Hauptperson ist John Dee, englischer Gelehrter, Berater von Queen Elizabeth I. und vernarrt in Engel. Damit entspricht Dee nicht unbedingt dem typischen Operncharakter – schließlich klingt das alles weder besonders dramatisch, noch glamourös. Aber Damon Albarn wäre ja auch nicht Damon Albarn, wenn er ohne zu mucken die Erwartungen erfüllen würde. Er erzählt keine stringente Geschichte, sondern greift sich einzelne Aspekte aus dem Leben Dees heraus, um diese musikalisch zu thematisieren. „Dr Dee“ ist keineswegs leicht zugänglich, die Kombination aus afrikanischen Klängen, dem Sound elisabethanischer Instrumenten und Albarns Stimme kommt nicht unbedingt unbeschwert daher, doch ein genaueres Hinhören lohnt sich.

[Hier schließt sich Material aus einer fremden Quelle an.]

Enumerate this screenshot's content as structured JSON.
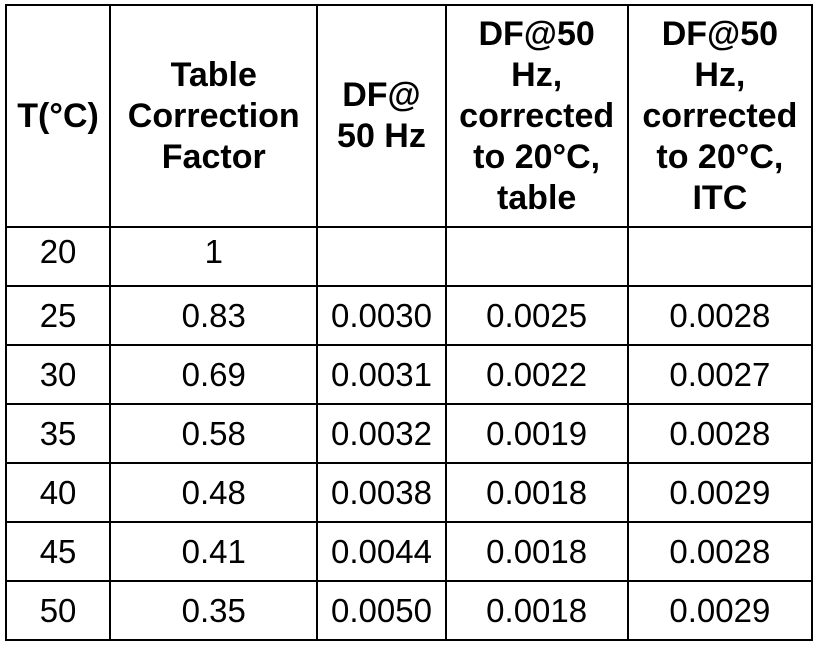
{
  "table": {
    "headers": [
      [
        "T(°C)"
      ],
      [
        "Table",
        "Correction",
        "Factor"
      ],
      [
        "DF@",
        "50 Hz"
      ],
      [
        "DF@50",
        "Hz,",
        "corrected",
        "to 20°C,",
        "table"
      ],
      [
        "DF@50",
        "Hz,",
        "corrected",
        "to 20°C,",
        "ITC"
      ]
    ],
    "rows": [
      [
        "20",
        "1",
        "",
        "",
        ""
      ],
      [
        "25",
        "0.83",
        "0.0030",
        "0.0025",
        "0.0028"
      ],
      [
        "30",
        "0.69",
        "0.0031",
        "0.0022",
        "0.0027"
      ],
      [
        "35",
        "0.58",
        "0.0032",
        "0.0019",
        "0.0028"
      ],
      [
        "40",
        "0.48",
        "0.0038",
        "0.0018",
        "0.0029"
      ],
      [
        "45",
        "0.41",
        "0.0044",
        "0.0018",
        "0.0028"
      ],
      [
        "50",
        "0.35",
        "0.0050",
        "0.0018",
        "0.0029"
      ]
    ]
  }
}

Operlaien sollten sich zunächst an einzelne Titel herantasten, bevor sie sich die ganzen 48 Minuten geben. Als Einstieg empfiehlt sich „Apple Carts“, eine gefühlvolle, in der Albumversion von Flötenklängen untermalte, melancholische Folknummer, die auch aus der Feder von Midlake stammen könnte.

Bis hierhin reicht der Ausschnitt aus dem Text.